Он правильно себя повел: учтиво поздоровался с Шарлоттой и индифферентно с Наташей. Если кто-либо из врачей проявит к Наташе хоть каплю интереса, она тут же попросит у него рецепт. Я смотрю на шарики «Блу-Така», которым списки и таблицы прилеплены к окнам офиса. Когда девочки были маленькими, они играли в «Смешную замазку» — выходит, детская забава эволюционировала в рабочий материал? Над моим вялым лицом веет теплый ветерок, отдающий капустой и вареной рыбой. В дальнем конце тоннеля сидит маленькая азиатская семья: крошечная женщина в драгоценностях, крошечный мужчина в костюме и совсем уж крошечный мальчик в отлично выглаженных шортах — они чинно сидят рядком, словно благопристойность входит в курс лечения. У маленького мальчика игрушечная металлическая машинка, игрушечная пластиковая корова и игрушечная пластиковая губная гармошка. Плотно сдвинув колени, он осторожно ставит эти предметы друг на друга. Корову на гармошку, на корову машинку, потом корову на машинку, на корову гармошку, словно исследуя возможности новой индуистской космологии.
— Гм-м…
Стил читает записку, поданную Шарлоттой. Возможно, отчет Дердры о ночном «джам-сешн».
— Боюсь, так оно и есть.
— Что?
— По-видимому, рак метастазировал в спинно-мозговую жидкость.
— Спинно-мозговую?
— В мозг вашей матери. Это жидкость внутри позвоночного столба, оттуда раковые клетки быстро проникают в мозг.
— У меня такое… такое впечатление, что ее больше нет… Что она перестала быть разумным существом.
— Кто знает… но мы обязаны обеспечить вашей матери хороший уход.
— Пока она не умрет.
— Да, пока не умрет.
Мне нравится эта категоричность, прямота. Конечно, я, как и многие другие, мечтала обрести дар вечной старости, однако окончательный приговор мне тоже по душе. Но Нэтти с ним не согласна — ей хотелось бы чего-то более театрального. Ей кажется, что все присутствующие должны насладиться ее импровизацией на тему любви.
— Черт подери, вы сдаетесь!
— Нэтти!
— Заткнись, Шарли. Ты… Ты бессовестно сдаешься.
— Что ты несешь?
— Вы даже не пытаетесь помочь маме… вылечить маму. Вы сдались. Я думала, вы все подписываете какую-то поганую клятву, что не бросите больного. Ведь существуют пересадки, черт возьми! Их делают — пересадки печени. Я читала в газете. Почему бы вам ее не сделать? А может, вы просто никудышный врач? И руки у вас растут не из того места?
Если забыть о том, что доктор Стил не хирург, то следует заметить, что последний выпад Наташи был неплох. Она не только поставила под сомнение его профессиональные способности, но и задела его мужское amour propre. На месте Стила я бы оскорбилась, но я была не на его месте, а он и глазом не моргнул.
— Послушайте, Наташа, ваша мать не единственная умирающая. Ни в этом мире, ни в этой больнице — даже в этом коридоре. Да, сейчас делают пересадку печени. В Калифорнии. Если вы найдете тридцать тысяч фунтов на операцию и доставите вашу мать на самолете в Лос-Анджелес, тогда у вас появится возможность — лишь возможность — спасти ей жизнь. Но не мозг.
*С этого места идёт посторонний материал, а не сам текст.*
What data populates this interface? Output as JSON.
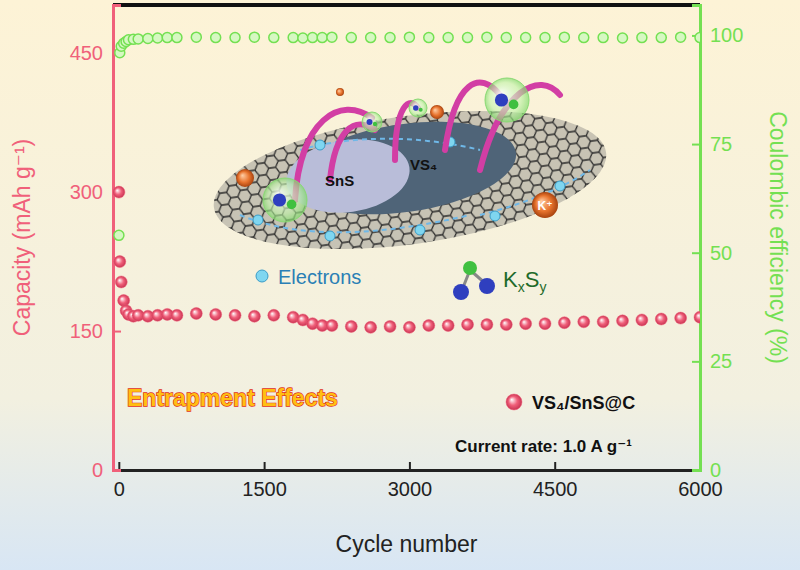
{
  "chart_data": {
    "type": "scatter",
    "x_label": "Cycle number",
    "y_label": "Capacity (mAh g⁻¹)",
    "y2_label": "Coulombic efficiency (%)",
    "annotations": [
      "Entrapment Effects",
      "Current rate: 1.0 A g⁻¹",
      "SnS",
      "VS₄",
      "K⁺",
      "Electrons",
      "KxSy"
    ],
    "x": [
      1,
      10,
      25,
      50,
      75,
      100,
      150,
      200,
      300,
      400,
      500,
      600,
      800,
      1000,
      1200,
      1400,
      1600,
      1800,
      1900,
      2000,
      2100,
      2200,
      2400,
      2600,
      2800,
      3000,
      3200,
      3400,
      3600,
      3800,
      4000,
      4200,
      4400,
      4600,
      4800,
      5000,
      5200,
      5400,
      5600,
      5800,
      6000
    ],
    "series": [
      {
        "name": "VS₄/SnS@C",
        "color": "#f0607a",
        "marker": "circle",
        "values": [
          300,
          225,
          203,
          183,
          172,
          168,
          166,
          167,
          166,
          167,
          168,
          167,
          169,
          168,
          167,
          166,
          167,
          165,
          162,
          158,
          156,
          156,
          155,
          154,
          155,
          154,
          156,
          156,
          157,
          157,
          157,
          158,
          158,
          159,
          160,
          160,
          161,
          162,
          163,
          164,
          165
        ]
      },
      {
        "color": "#74e052",
        "marker": "circle",
        "axis": "y2",
        "values": [
          54,
          96,
          97.5,
          98.2,
          98.6,
          99,
          99.1,
          99.2,
          99.3,
          99.4,
          99.5,
          99.5,
          99.6,
          99.5,
          99.5,
          99.6,
          99.5,
          99.5,
          99.4,
          99.5,
          99.5,
          99.6,
          99.5,
          99.5,
          99.5,
          99.6,
          99.5,
          99.5,
          99.5,
          99.6,
          99.5,
          99.5,
          99.5,
          99.6,
          99.5,
          99.5,
          99.4,
          99.5,
          99.5,
          99.6,
          99.5
        ]
      }
    ],
    "xlim": [
      -60,
      6000
    ],
    "xticks": [
      0,
      1500,
      3000,
      4500,
      6000
    ],
    "ylim": [
      0,
      502
    ],
    "yticks": [
      0,
      150,
      300,
      450
    ],
    "y2lim": [
      0,
      107
    ],
    "y2ticks": [
      0,
      25,
      50,
      75,
      100
    ],
    "legend": "lower right",
    "grid": false
  }
}
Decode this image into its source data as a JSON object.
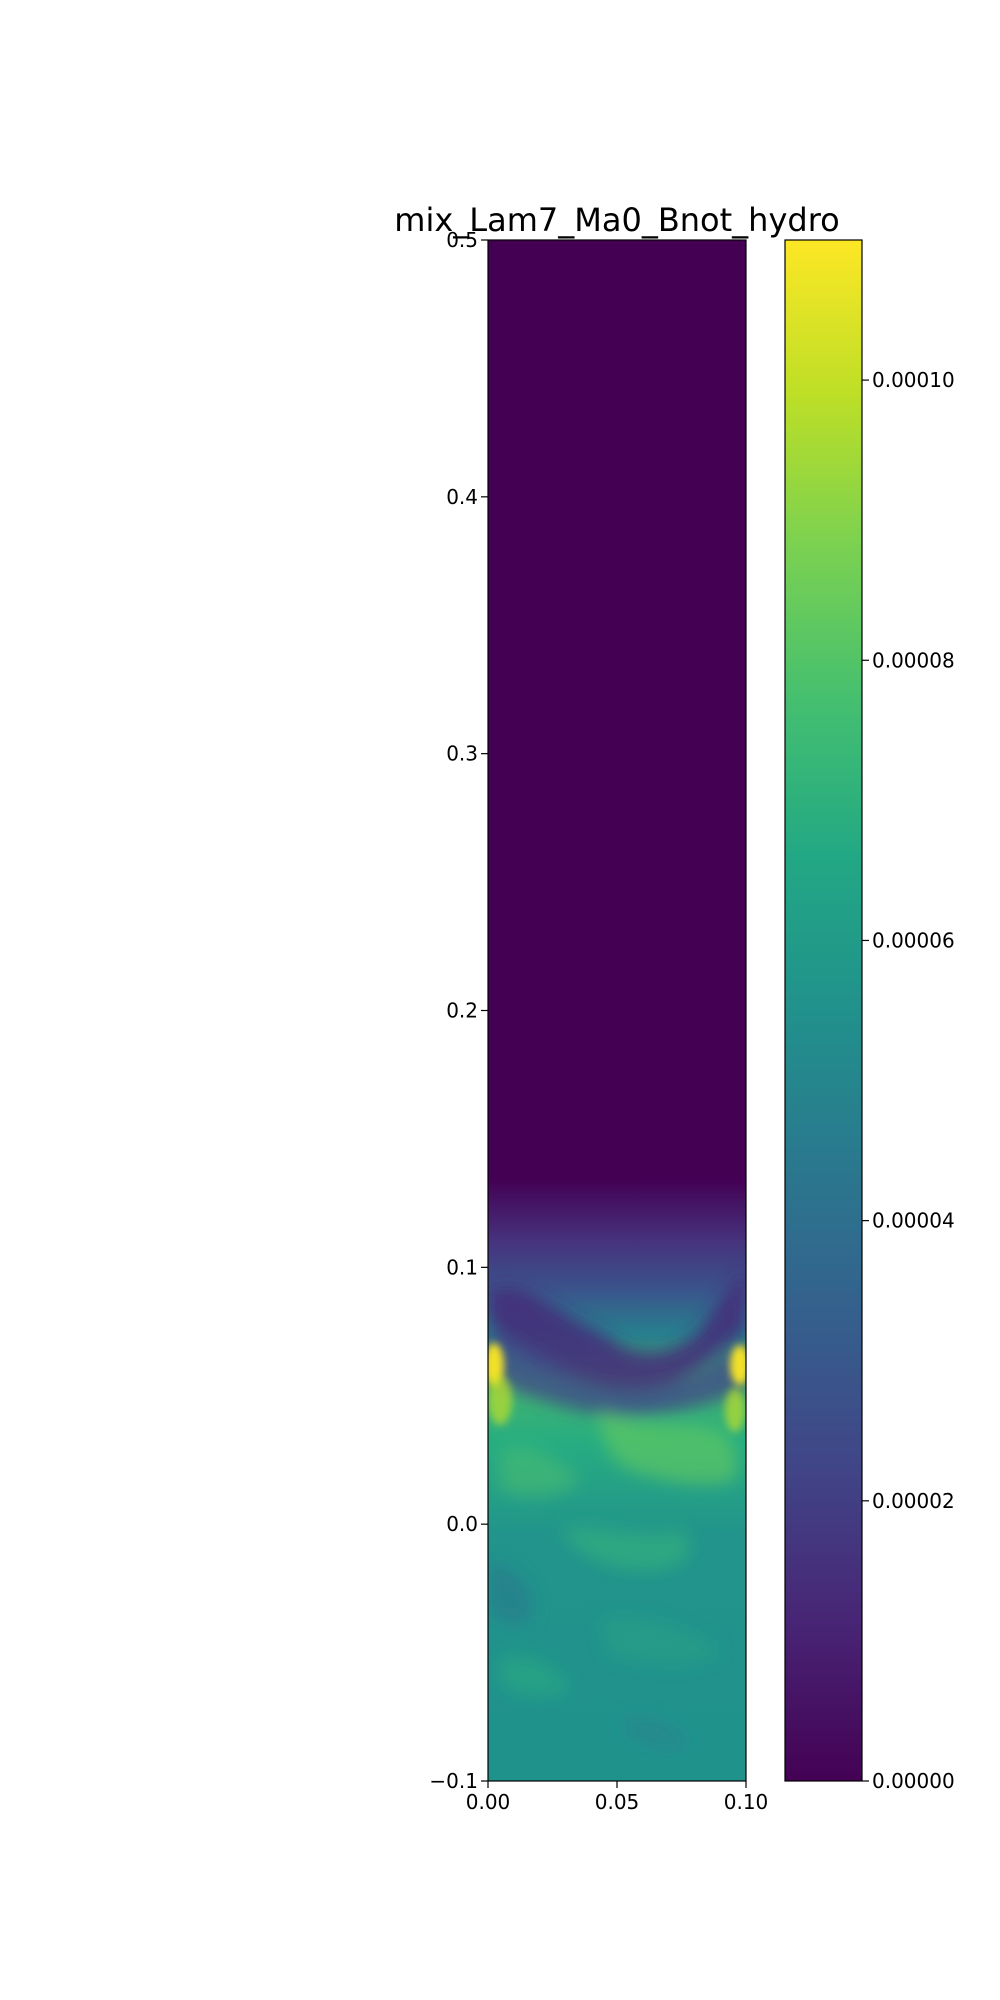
{
  "chart_data": {
    "type": "heatmap",
    "title": "mix_Lam7_Ma0_Bnot_hydro",
    "xlabel": "",
    "ylabel": "",
    "xlim": [
      0.0,
      0.1
    ],
    "ylim": [
      -0.1,
      0.5
    ],
    "x_ticks": [
      "0.00",
      "0.05",
      "0.10"
    ],
    "y_ticks": [
      "−0.1",
      "0.0",
      "0.1",
      "0.2",
      "0.3",
      "0.4",
      "0.5"
    ],
    "colormap": "viridis",
    "colorbar": {
      "range": [
        0.0,
        0.00011
      ],
      "ticks": [
        "0.00000",
        "0.00002",
        "0.00004",
        "0.00006",
        "0.00008",
        "0.00010"
      ]
    },
    "field_description_values": {
      "upper_region_value": 0.0,
      "mixing_front_height": 0.1,
      "lower_region_typical_value": 6e-05,
      "peak_value": 0.000105,
      "peak_height": 0.06
    },
    "colors": {
      "min": "#440154",
      "low": "#3b528b",
      "mid": "#21918c",
      "high": "#5ec962",
      "max": "#fde725"
    }
  }
}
— Господи! Да-вы-настоящее-чудовище! Ох-х-х-х! Эти козлы со «скорой помощи» швыряли ее, как куль с мукой, а теперь вы хотите поставить ей капельницу в этом гнусном тоннеле и бросить умирать. Национальная служба смерти — вот кто вы такие.
— Бригада «скорой помощи» сделала все возможное, чтобы доставить сюда вашу мать с максимальной быстротой и минимальными издержками. Мы, со своей стороны, сделаем все возможное здесь. Если вы не будете держать себя в руках, Наташа, я попрошу вас покинуть больницу. Если вы не подчинитесь, вас отсюда выведут. Так вот, миссис Элверс, мы нашли место для вашей матери в Королевской клинике ушных болезней. Оно вот-вот освободится, здесь она пробудет недолго.
Стальной Стил. Как быстро ему удалось поставить на место Нэтти. Мало кто из мужчин, еще способных к эрекции, отважился бы так сурово ее оборвать; похоже, порочное обаяние Нэтти оставило его равнодушным. Он смотрит на нее — совершенно справедливо — как на еще одну больную. И Наташа, проникшись жалостью к себе, сникает, подносит черную манжету к глазу, обведенному темной тенью, и всхлипывает, отвернувшись в сторону, ненадолго впадая в забытье.